There are several odd arguments and assumptions in this Rolling Stone report exploring why men still dominate hip-hop on streaming platforms, even while more women gain ground on urban radio airwaves.
Tuma Basa, YouTube’s director of urban music, suggests its “it’s too early to call” whether streaming services will promote multiple women rappers, as if he’s not in a position to make that decision. Barbara McDowell, music director for Chicago’s WPWX, attributes Cardi B‘s outlier success to some indescribable alienness, explaining, “She’s just different.” The author, however well-meaning his reporting, points out that paid streaming subscribers are disproportionately men, without consider the programming choices that have contributed to that state of affairs.
But none of the interviewees offered as hackneyed of a theory as George “Geo” Cook, operations and program director for KKDA and KRNB in Dallas. Asked about LightSkinKeisha‘s “Ride Good” and Megan Thee Stallion‘s “Big Ole Freak,” two recent additions to urban radio’s 40-song format that have experienced comparatively less success on the likes of Spotify and Apple Music, Cook said, “There is a definite structure for songs that are successful on streaming: short tracks, limited intros, songs that start with the chorus and end with the chorus. These [tracks] aren’t necessarily structured in that manner.”

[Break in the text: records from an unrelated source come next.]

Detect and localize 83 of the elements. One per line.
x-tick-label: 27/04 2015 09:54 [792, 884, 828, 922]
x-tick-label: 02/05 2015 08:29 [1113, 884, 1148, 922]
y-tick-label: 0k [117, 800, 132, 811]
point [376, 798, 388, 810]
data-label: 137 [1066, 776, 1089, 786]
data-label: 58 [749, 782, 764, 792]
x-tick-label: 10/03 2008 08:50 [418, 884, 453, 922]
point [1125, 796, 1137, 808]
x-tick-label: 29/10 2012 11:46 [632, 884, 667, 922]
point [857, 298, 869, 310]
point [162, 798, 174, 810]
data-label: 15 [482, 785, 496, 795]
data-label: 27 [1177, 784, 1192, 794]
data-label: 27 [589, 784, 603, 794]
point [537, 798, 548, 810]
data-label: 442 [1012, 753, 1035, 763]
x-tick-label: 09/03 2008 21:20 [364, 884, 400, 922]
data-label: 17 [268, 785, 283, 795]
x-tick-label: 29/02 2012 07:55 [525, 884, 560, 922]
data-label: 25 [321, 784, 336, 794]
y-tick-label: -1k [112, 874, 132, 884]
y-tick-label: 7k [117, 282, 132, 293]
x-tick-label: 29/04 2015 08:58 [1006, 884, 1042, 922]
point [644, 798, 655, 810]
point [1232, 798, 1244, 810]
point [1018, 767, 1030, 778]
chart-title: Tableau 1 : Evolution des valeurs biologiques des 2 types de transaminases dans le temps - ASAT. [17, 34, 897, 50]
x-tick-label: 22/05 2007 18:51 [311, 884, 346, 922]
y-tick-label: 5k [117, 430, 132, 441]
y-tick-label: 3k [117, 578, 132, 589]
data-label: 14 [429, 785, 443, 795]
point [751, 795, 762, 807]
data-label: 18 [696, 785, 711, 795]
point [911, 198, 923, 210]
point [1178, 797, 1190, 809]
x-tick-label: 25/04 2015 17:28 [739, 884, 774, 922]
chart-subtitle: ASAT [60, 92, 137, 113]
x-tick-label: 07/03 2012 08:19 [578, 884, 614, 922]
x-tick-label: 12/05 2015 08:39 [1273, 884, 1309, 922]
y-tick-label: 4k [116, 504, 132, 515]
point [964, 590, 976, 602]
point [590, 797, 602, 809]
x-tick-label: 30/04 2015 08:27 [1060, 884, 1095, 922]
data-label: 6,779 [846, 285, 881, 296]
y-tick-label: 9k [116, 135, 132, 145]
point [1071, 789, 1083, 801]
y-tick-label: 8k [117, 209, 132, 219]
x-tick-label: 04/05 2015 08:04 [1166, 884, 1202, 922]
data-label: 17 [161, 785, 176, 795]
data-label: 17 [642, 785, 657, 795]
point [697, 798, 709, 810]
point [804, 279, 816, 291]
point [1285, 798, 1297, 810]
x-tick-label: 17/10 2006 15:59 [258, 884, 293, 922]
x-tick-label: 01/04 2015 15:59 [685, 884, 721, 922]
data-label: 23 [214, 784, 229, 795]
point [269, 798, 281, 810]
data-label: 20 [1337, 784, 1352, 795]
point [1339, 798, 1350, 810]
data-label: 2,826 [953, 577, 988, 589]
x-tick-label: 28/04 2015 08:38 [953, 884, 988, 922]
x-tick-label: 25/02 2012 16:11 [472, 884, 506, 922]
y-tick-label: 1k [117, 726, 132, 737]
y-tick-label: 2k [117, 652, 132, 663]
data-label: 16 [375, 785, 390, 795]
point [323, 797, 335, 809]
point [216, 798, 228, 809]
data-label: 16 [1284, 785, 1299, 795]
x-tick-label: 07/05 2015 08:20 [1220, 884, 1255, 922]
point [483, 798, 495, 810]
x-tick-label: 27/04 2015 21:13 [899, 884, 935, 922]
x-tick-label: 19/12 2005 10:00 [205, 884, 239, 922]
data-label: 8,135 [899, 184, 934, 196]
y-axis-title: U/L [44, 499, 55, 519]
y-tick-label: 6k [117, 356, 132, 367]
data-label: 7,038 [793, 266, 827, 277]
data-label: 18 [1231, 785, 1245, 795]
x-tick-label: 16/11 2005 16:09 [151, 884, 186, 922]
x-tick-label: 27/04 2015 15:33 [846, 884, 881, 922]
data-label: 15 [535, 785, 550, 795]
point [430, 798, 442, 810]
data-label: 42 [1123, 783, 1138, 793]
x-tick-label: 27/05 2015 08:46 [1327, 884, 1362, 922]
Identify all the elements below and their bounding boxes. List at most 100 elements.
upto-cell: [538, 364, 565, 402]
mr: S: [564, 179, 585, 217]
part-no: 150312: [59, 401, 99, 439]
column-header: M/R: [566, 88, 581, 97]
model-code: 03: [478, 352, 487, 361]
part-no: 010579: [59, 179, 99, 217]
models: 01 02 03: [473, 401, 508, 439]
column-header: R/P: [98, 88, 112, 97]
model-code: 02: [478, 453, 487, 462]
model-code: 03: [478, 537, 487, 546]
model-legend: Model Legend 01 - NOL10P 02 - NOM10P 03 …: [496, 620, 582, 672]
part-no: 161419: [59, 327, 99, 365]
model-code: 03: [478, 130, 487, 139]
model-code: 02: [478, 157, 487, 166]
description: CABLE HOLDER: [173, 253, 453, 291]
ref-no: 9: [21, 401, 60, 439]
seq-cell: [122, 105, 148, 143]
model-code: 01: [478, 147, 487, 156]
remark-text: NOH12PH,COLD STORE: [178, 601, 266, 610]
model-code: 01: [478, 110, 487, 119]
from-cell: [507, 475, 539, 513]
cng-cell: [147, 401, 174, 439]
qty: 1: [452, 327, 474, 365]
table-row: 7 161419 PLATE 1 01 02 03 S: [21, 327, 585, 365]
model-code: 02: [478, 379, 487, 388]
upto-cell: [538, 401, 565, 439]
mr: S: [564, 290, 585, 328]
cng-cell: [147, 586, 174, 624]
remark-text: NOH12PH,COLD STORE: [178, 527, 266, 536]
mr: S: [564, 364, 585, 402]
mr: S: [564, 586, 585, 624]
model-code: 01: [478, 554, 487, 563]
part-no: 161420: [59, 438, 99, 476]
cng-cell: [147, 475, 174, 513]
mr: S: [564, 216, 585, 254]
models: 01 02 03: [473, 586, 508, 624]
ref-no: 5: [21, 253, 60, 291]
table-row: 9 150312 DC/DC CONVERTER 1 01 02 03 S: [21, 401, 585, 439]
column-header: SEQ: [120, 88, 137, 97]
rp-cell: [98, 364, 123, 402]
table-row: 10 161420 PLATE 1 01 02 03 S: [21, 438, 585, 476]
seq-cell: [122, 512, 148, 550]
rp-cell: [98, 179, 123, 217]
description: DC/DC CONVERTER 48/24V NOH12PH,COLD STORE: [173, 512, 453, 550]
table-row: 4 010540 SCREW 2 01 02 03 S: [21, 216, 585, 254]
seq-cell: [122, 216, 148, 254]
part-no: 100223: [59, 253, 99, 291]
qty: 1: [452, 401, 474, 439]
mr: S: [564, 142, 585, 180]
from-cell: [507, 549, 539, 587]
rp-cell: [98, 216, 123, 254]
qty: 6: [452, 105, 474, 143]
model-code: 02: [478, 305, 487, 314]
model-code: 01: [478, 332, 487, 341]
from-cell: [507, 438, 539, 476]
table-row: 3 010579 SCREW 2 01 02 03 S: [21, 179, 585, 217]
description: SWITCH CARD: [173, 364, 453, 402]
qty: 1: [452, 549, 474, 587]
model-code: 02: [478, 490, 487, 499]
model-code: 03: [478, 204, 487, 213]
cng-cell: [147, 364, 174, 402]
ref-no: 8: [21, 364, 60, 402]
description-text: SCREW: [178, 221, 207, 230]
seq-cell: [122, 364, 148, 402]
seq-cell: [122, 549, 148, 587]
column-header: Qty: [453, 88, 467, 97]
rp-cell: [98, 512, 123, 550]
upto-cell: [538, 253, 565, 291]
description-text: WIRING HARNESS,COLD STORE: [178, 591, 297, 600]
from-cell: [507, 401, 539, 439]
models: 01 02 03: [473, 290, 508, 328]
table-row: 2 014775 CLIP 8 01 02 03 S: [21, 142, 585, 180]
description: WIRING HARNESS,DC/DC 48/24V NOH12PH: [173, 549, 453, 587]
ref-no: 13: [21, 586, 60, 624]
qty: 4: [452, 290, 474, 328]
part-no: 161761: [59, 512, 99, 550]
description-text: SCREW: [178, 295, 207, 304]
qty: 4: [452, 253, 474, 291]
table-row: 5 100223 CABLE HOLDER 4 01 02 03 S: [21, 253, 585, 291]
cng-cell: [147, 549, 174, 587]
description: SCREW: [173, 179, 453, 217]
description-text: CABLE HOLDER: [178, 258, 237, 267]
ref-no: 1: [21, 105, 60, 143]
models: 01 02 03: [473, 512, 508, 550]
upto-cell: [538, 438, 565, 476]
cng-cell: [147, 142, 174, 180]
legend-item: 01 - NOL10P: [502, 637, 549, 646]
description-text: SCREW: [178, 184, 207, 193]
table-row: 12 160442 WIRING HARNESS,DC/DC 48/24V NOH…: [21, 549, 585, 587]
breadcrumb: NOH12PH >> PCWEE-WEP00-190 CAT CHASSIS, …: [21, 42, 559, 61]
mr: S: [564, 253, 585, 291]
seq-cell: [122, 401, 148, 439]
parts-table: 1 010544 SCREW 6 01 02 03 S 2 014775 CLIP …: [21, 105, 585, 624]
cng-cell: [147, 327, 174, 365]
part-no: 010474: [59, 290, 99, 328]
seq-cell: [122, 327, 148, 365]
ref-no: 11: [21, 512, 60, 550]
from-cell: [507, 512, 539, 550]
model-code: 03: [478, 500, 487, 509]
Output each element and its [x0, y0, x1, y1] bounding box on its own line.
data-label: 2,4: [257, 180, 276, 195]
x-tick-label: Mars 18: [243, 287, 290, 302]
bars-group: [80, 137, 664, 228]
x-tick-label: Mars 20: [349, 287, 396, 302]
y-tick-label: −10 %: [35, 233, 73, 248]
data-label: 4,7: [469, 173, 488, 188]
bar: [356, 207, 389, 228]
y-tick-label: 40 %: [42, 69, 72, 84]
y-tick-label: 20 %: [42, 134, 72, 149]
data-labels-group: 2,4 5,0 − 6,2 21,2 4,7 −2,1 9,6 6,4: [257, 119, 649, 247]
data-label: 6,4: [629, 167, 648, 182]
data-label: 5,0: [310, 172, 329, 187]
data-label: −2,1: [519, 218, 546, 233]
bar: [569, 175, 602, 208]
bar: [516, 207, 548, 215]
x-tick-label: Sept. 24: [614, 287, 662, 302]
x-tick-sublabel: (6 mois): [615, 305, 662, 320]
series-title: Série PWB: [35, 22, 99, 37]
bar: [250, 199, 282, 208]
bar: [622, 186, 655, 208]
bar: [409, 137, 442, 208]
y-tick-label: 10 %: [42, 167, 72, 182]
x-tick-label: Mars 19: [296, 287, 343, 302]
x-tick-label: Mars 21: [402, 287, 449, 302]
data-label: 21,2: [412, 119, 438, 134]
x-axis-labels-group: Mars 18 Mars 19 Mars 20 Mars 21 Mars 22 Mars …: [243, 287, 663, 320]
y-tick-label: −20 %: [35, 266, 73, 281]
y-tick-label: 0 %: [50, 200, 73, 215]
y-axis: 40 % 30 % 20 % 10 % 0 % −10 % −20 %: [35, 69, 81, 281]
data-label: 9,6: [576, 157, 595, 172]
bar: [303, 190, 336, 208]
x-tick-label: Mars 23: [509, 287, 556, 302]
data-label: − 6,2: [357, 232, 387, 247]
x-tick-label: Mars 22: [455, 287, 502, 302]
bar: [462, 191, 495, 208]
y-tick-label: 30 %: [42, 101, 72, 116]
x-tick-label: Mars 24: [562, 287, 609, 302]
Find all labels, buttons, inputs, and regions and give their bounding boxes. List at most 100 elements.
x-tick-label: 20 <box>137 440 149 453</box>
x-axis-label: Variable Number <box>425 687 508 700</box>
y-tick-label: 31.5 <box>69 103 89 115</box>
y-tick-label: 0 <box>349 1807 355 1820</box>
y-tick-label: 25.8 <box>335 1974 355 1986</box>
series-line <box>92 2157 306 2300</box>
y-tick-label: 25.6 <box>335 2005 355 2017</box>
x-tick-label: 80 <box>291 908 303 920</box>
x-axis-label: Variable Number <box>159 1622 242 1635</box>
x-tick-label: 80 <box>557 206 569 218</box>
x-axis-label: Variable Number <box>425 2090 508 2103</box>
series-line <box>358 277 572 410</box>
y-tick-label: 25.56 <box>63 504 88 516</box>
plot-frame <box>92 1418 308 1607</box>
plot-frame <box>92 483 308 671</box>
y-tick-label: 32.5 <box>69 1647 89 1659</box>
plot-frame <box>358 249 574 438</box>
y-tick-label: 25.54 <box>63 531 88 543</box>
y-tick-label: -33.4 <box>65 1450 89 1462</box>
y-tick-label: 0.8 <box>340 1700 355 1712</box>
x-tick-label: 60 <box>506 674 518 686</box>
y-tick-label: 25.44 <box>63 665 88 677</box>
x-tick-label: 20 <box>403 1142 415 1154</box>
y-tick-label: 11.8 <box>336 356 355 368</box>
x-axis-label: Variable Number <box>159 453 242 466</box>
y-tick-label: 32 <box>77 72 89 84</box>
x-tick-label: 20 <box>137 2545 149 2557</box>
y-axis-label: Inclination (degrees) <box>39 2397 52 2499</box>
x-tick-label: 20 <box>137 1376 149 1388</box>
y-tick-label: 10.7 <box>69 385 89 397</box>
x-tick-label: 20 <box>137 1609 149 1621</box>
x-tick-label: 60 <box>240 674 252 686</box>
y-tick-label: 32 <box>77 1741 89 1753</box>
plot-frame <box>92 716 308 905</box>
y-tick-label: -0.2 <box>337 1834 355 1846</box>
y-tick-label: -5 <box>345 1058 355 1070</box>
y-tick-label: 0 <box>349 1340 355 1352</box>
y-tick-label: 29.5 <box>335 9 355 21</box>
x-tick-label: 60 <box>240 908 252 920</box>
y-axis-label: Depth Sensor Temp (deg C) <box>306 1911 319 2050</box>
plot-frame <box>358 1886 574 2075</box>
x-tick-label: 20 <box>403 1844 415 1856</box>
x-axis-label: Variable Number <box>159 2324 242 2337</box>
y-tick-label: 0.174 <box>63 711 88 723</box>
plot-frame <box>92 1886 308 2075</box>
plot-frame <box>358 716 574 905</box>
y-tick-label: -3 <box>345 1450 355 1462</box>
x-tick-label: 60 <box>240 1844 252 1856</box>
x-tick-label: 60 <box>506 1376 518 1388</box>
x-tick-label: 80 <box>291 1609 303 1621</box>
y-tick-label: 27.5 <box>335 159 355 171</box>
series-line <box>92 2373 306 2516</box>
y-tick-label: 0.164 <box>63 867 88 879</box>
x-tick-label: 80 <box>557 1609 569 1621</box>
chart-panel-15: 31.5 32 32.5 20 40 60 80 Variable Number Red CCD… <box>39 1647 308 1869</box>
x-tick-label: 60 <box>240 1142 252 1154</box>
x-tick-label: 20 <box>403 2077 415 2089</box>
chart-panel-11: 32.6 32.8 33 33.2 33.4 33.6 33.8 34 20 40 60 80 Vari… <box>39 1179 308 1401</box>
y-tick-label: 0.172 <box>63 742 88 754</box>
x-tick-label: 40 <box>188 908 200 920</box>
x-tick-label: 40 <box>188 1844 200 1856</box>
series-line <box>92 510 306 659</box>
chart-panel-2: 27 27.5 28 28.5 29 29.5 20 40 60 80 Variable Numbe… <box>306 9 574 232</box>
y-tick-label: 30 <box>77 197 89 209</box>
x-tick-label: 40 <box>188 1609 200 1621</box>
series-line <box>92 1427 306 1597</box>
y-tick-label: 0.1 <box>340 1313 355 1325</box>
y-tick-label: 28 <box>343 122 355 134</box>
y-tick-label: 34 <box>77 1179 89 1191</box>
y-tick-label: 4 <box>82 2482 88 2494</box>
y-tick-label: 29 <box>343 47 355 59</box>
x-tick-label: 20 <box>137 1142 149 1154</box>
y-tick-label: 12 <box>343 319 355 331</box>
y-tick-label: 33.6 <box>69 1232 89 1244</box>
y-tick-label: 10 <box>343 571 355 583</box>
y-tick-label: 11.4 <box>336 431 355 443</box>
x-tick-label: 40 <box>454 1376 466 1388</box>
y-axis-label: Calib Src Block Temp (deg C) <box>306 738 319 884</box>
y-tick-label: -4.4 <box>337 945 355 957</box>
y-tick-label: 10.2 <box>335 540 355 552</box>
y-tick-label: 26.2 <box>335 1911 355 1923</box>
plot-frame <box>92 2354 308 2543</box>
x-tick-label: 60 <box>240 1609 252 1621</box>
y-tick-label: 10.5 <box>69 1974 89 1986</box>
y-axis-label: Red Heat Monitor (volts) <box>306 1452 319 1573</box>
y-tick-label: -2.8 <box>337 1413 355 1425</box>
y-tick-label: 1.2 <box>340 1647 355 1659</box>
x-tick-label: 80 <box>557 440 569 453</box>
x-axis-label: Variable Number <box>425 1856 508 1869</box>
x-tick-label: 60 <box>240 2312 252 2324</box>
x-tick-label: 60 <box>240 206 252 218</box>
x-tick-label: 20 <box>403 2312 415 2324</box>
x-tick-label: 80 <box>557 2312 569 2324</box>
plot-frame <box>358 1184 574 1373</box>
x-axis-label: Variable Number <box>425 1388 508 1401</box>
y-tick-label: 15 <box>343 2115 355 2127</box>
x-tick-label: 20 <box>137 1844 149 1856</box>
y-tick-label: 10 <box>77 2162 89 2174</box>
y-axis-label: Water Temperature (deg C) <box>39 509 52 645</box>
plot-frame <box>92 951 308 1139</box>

This idea may not warrant a response, and in fairness, Cook’s expertise lies on the radio side, but to be clear: LightSkinKeisha’s featured guest B Smyth’s chorus begins and ends “Ride Good.” The song is three minutes and 40 seconds long, six seconds longer than “Big Ole Freak.” At the time this post was published, 19 of the 54 songs on Spotify’s hugely influential RapCaviar playlist (which Basa formerly managed) were longer than 3:34. Of those 54 songs, only five were by rappers who identify as women.